22 Feb Co-ownership of Rental Real Estate Does Not Require Partnership Formation
Generally co-ownership in rental property does not require the formation of a partnership when the following conditions are met.
1. Each co-owner must hold title to the property as a tenant in common (TIC) under local law. This usually doesn’t apply community property. Although the title to the property can’t be held by an entity, an individual tenant-in-common should be able to own his TIC interest through a single member limited liability company (SMLLC). A co-owner is defined as any person that owns an interest in the property as a tenant in common.
2. The number of co-owners cannot exceed 35 people as per Code Sec. 7701(a)(1). A husband and wife are treated as a single person and all persons who acquire interests from a co-owner by inheritance are treated as a single person.
3. The co-ownership must not execute a partnership agreement and the co-owners must not hold themselves out as having formed a partnership or other form of business entity. In addition, the co-owners must not have held interests in the property through a partnership or corporation immediately before the formation of the co-ownership.
4. The co-owners may enter into a limited co-ownership agreement that may run with the land and the co-owners must retain certain voting rights. However certain restrictions on the alienation of a co-owner’s interest are allowed.
5. If the co-tenancy property is sold, any debt secured by a blanket lien must be satisfied and the remaining sales proceeds distributed to the co-owners.

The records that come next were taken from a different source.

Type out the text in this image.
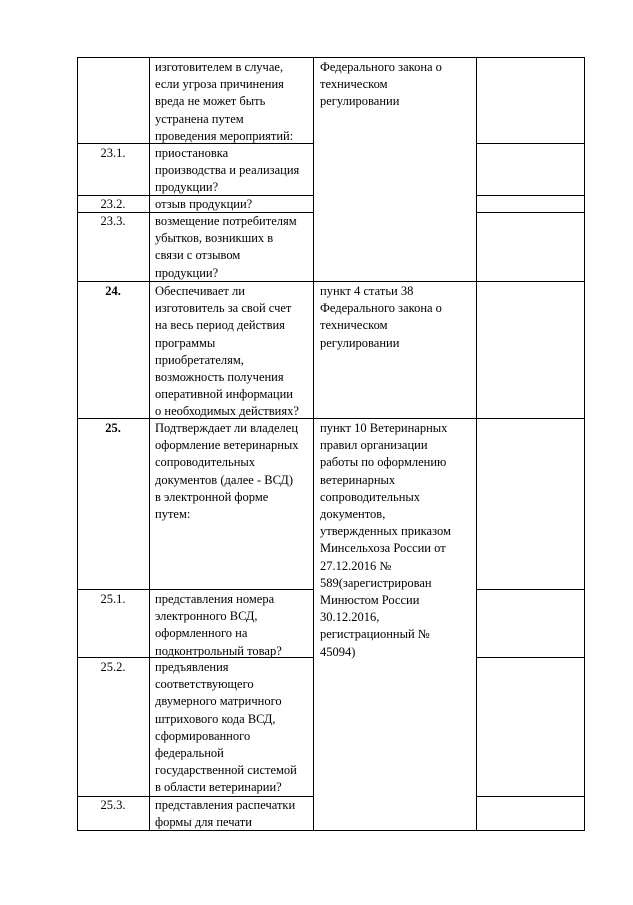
23.1.
23.2.
23.3.
24.
25.
25.1.
25.2.
25.3.
изготовителем в случае,
если угроза причинения
вреда не может быть
устранена путем
проведения мероприятий:
приостановка
производства и реализация
продукции?
отзыв продукции?
возмещение потребителям
убытков, возникших в
связи с отзывом
продукции?
Обеспечивает ли
изготовитель за свой счет
на весь период действия
программы
приобретателям,
возможность получения
оперативной информации
о необходимых действиях?
Подтверждает ли владелец
оформление ветеринарных
сопроводительных
документов (далее - ВСД)
в электронной форме
путем:
представления номера
электронного ВСД,
оформленного на
подконтрольный товар?
предъявления
соответствующего
двумерного матричного
штрихового кода ВСД,
сформированного
федеральной
государственной системой
в области ветеринарии?
представления распечатки
формы для печати
Федерального закона о
техническом
регулировании
пункт 4 статьи 38
Федерального закона о
техническом
регулировании
пункт 10 Ветеринарных
правил организации
работы по оформлению
ветеринарных
сопроводительных
документов,
утвержденных приказом
Минсельхоза России от
27.12.2016 №
589(зарегистрирован
Минюстом России
30.12.2016,
регистрационный №
45094)
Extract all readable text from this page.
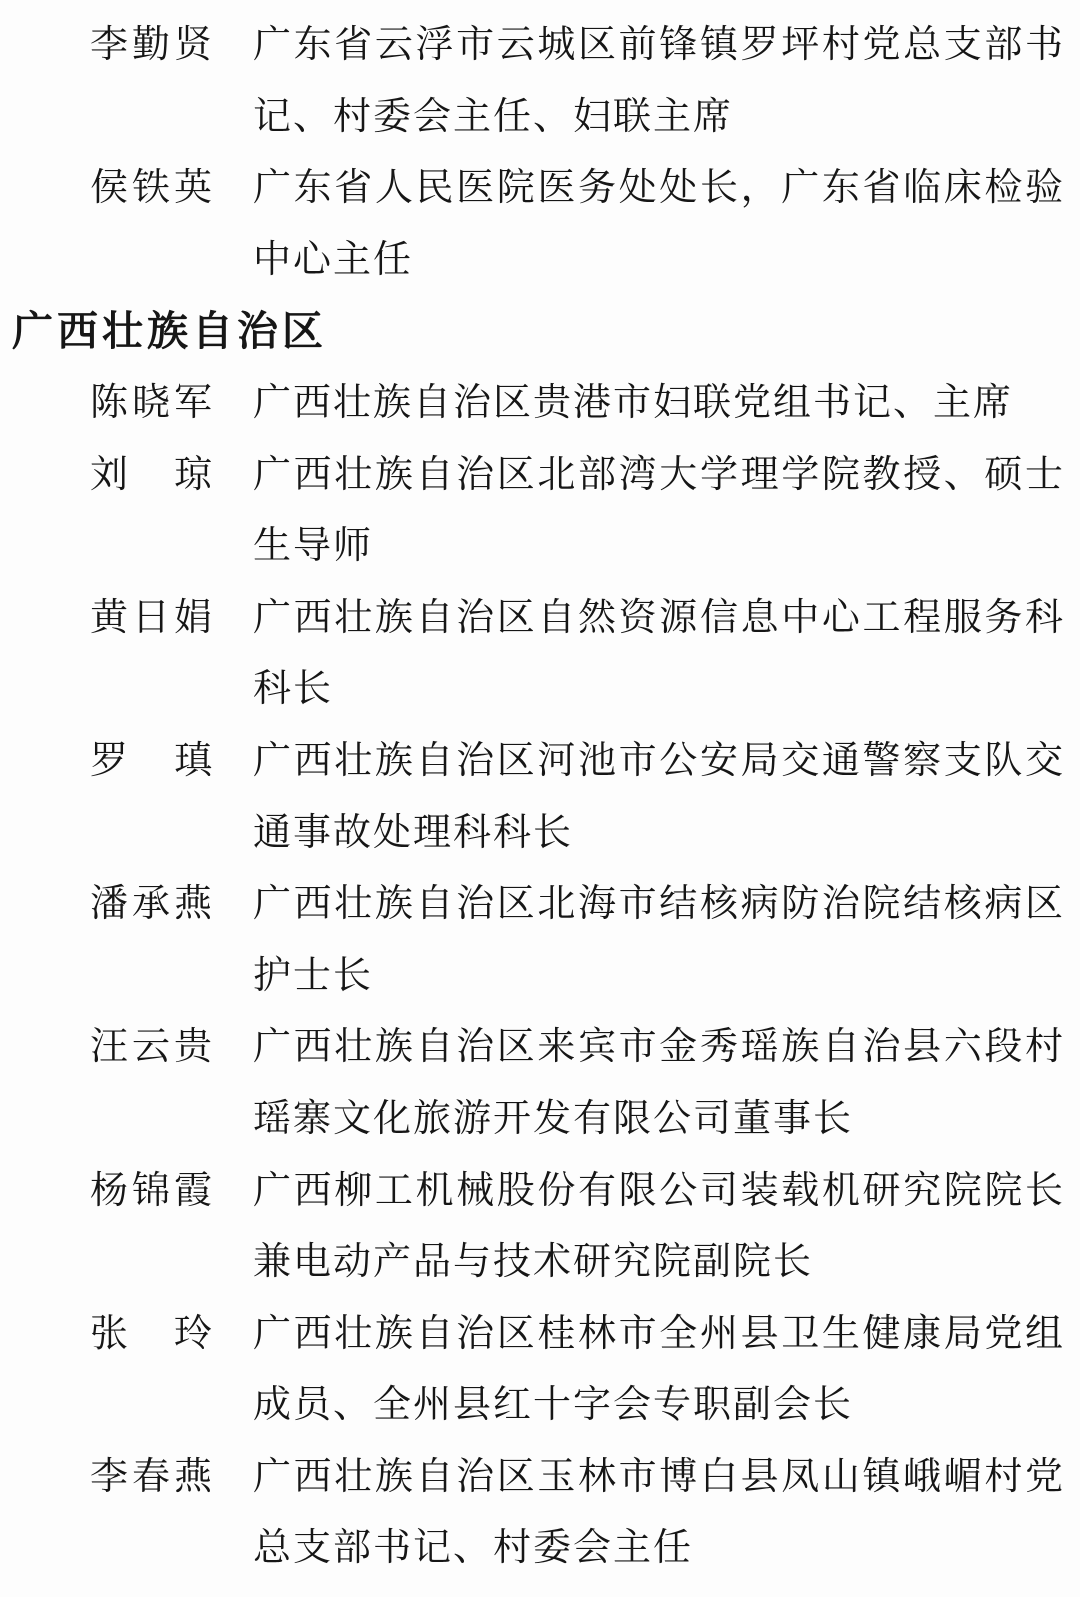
李勤贤 广东省云浮市云城区前锋镇罗坪村党总支部书记、村委会主任、妇联主席
侯铁英 广东省人民医院医务处处长，广东省临床检验中心主任
广西壮族自治区
陈晓军 广西壮族自治区贵港市妇联党组书记、主席
刘琼 广西壮族自治区北部湾大学理学院教授、硕士生导师
黄日娟 广西壮族自治区自然资源信息中心工程服务科科长
罗瑱 广西壮族自治区河池市公安局交通警察支队交通事故处理科科长
潘承燕 广西壮族自治区北海市结核病防治院结核病区护士长
汪云贵 广西壮族自治区来宾市金秀瑶族自治县六段村瑶寨文化旅游开发有限公司董事长
杨锦霞 广西柳工机械股份有限公司装载机研究院院长兼电动产品与技术研究院副院长
张玲 广西壮族自治区桂林市全州县卫生健康局党组成员、全州县红十字会专职副会长
李春燕 广西壮族自治区玉林市博白县凤山镇峨嵋村党总支部书记、村委会主任
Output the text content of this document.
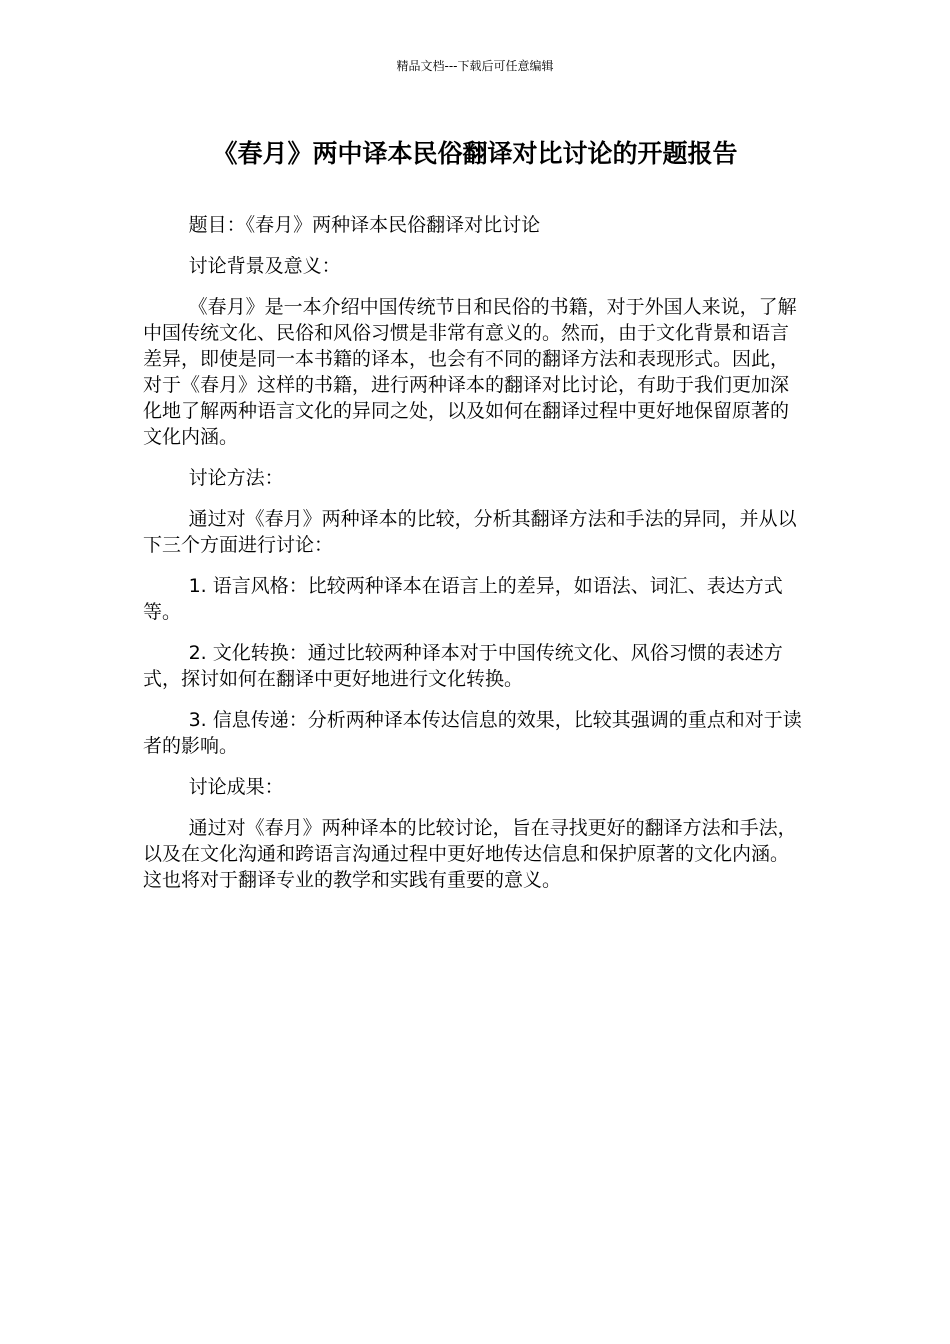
精品文档---下载后可任意编辑
《春月》两中译本民俗翻译对比讨论的开题报告

题目：《春月》两种译本民俗翻译对比讨论

讨论背景及意义：

《春月》是一本介绍中国传统节日和民俗的书籍，对于外国人来说，了解中国传统文化、民俗和风俗习惯是非常有意义的。然而，由于文化背景和语言差异，即使是同一本书籍的译本，也会有不同的翻译方法和表现形式。因此，对于《春月》这样的书籍，进行两种译本的翻译对比讨论，有助于我们更加深化地了解两种语言文化的异同之处，以及如何在翻译过程中更好地保留原著的文化内涵。

讨论方法：

通过对《春月》两种译本的比较，分析其翻译方法和手法的异同，并从以下三个方面进行讨论：

1. 语言风格：比较两种译本在语言上的差异，如语法、词汇、表达方式等。

2. 文化转换：通过比较两种译本对于中国传统文化、风俗习惯的表述方式，探讨如何在翻译中更好地进行文化转换。

3. 信息传递：分析两种译本传达信息的效果，比较其强调的重点和对于读者的影响。

讨论成果：

通过对《春月》两种译本的比较讨论，旨在寻找更好的翻译方法和手法，以及在文化沟通和跨语言沟通过程中更好地传达信息和保护原著的文化内涵。这也将对于翻译专业的教学和实践有重要的意义。
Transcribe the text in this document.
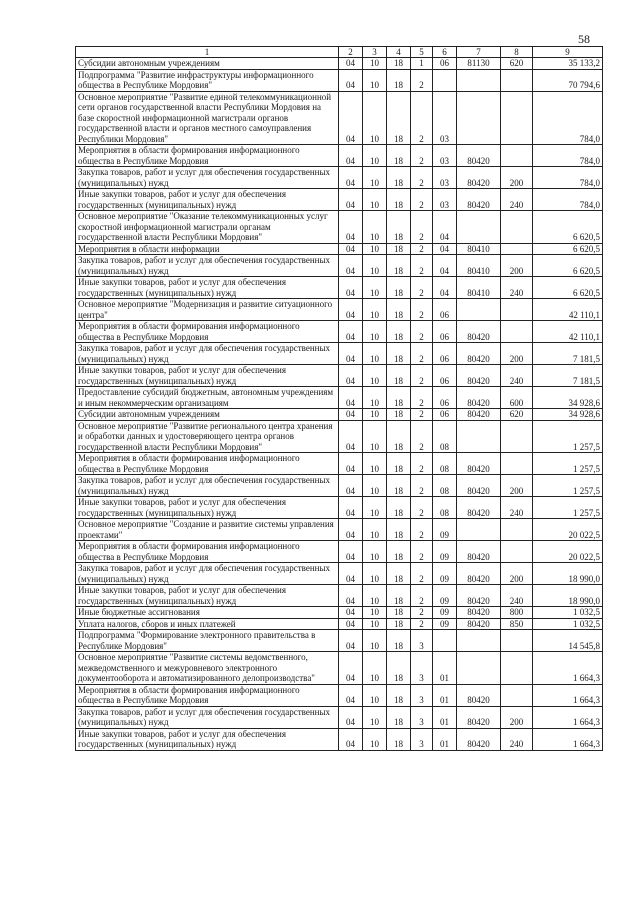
58
1	2	3	4	5	6	7	8	9
Субсидии автономным учреждениям	04	10	18	1	06	81130	620	35 133,2
Подпрограмма "Развитие инфраструктуры информационного общества в Республике Мордовия"	04	10	18	2				70 794,6
Основное мероприятие "Развитие единой телекоммуникационной сети органов государственной власти Республики Мордовия на базе скоростной информационной магистрали органов государственной власти и органов местного самоуправления Республики Мордовия"	04	10	18	2	03			784,0
Мероприятия в области формирования информационного общества в Республике Мордовия	04	10	18	2	03	80420		784,0
Закупка товаров, работ и услуг для обеспечения государственных (муниципальных) нужд	04	10	18	2	03	80420	200	784,0
Иные закупки товаров, работ и услуг для обеспечения государственных (муниципальных) нужд	04	10	18	2	03	80420	240	784,0
Основное мероприятие "Оказание телекоммуникационных услуг скоростной информационной магистрали органам государственной власти Республики Мордовия"	04	10	18	2	04			6 620,5
Мероприятия в области информации	04	10	18	2	04	80410		6 620,5
Закупка товаров, работ и услуг для обеспечения государственных (муниципальных) нужд	04	10	18	2	04	80410	200	6 620,5
Иные закупки товаров, работ и услуг для обеспечения государственных (муниципальных) нужд	04	10	18	2	04	80410	240	6 620,5
Основное мероприятие "Модернизация и развитие ситуационного центра"	04	10	18	2	06			42 110,1
Мероприятия в области формирования информационного общества в Республике Мордовия	04	10	18	2	06	80420		42 110,1
Закупка товаров, работ и услуг для обеспечения государственных (муниципальных) нужд	04	10	18	2	06	80420	200	7 181,5
Иные закупки товаров, работ и услуг для обеспечения государственных (муниципальных) нужд	04	10	18	2	06	80420	240	7 181,5
Предоставление субсидий бюджетным, автономным учреждениям и иным некоммерческим организациям	04	10	18	2	06	80420	600	34 928,6
Субсидии автономным учреждениям	04	10	18	2	06	80420	620	34 928,6
Основное мероприятие "Развитие регионального центра хранения и обработки данных и удостоверяющего центра органов государственной власти Республики Мордовия"	04	10	18	2	08			1 257,5
Мероприятия в области формирования информационного общества в Республике Мордовия	04	10	18	2	08	80420		1 257,5
Закупка товаров, работ и услуг для обеспечения государственных (муниципальных) нужд	04	10	18	2	08	80420	200	1 257,5
Иные закупки товаров, работ и услуг для обеспечения государственных (муниципальных) нужд	04	10	18	2	08	80420	240	1 257,5
Основное мероприятие "Создание и развитие системы управления проектами"	04	10	18	2	09			20 022,5
Мероприятия в области формирования информационного общества в Республике Мордовия	04	10	18	2	09	80420		20 022,5
Закупка товаров, работ и услуг для обеспечения государственных (муниципальных) нужд	04	10	18	2	09	80420	200	18 990,0
Иные закупки товаров, работ и услуг для обеспечения государственных (муниципальных) нужд	04	10	18	2	09	80420	240	18 990,0
Иные бюджетные ассигнования	04	10	18	2	09	80420	800	1 032,5
Уплата налогов, сборов и иных платежей	04	10	18	2	09	80420	850	1 032,5
Подпрограмма "Формирование электронного правительства в Республике Мордовия"	04	10	18	3				14 545,8
Основное мероприятие "Развитие системы ведомственного, межведомственного и межуровневого электронного документооборота и автоматизированного делопроизводства"	04	10	18	3	01			1 664,3
Мероприятия в области формирования информационного общества в Республике Мордовия	04	10	18	3	01	80420		1 664,3
Закупка товаров, работ и услуг для обеспечения государственных (муниципальных) нужд	04	10	18	3	01	80420	200	1 664,3
Иные закупки товаров, работ и услуг для обеспечения государственных (муниципальных) нужд	04	10	18	3	01	80420	240	1 664,3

6. Each co-owner must share in all revenues generated by the property and all related costs in proportion to the co-owner’s undivided interest in the co-tenancy property. For example the co-owners must share in any indebtedness secured by a blanket lien in proportion to their undivided interests.
7. A co-owner may issue an option to purchase another co-owner’s undivided interest, provided that the exercise price reflects the fair market value of the co-tenancy property at the time the option is exercised.
8. The co-owners’ activities must be limited to those customarily performed in connection with the maintenance and repair of rental real property.
9. The co-owners can make management or brokerage agreements that are renewable annually or longer.
10. All leasing arrangements must be legitimate leases for federal tax purposes. Rents paid by a lessee must reflect the fair market value for the use of the property.
11. The lender on any debt that encumbers the property or on any debt incurred to acquire an undivided interest in the property is not a related person to any co-owner, the sponsor, the manager, or any lessee of the property. This is where many people seem to get dinged particularly when a parent or other related party lends money to a child so that the child can buy an undivided interest in the property even if the parent isn’t a co-owner.
A related person is a person bearing a relationship described in Code Sec. 267(b) which bars the deduction of losses on sales to related persons or Code Sec. 707(b)(1) which bars losses on sales between partnerships and controlling partners or related partnerships.
12. The amount of any payment to the sponsor for the acquisition of a co-ownership interest reflects the fair market value of the acquired co-ownership interest and does not depend on the income or profits derived by any person from the property. A sponsor is any person who divides a single interest in the property into multiple co-ownership interests for the purpose of offering those interests for sale.
The point of this post is that because partnership interests are not eligible for like-kind exchanges when co-owning real estate it is important to understand the interests of the other co-owners before engaging.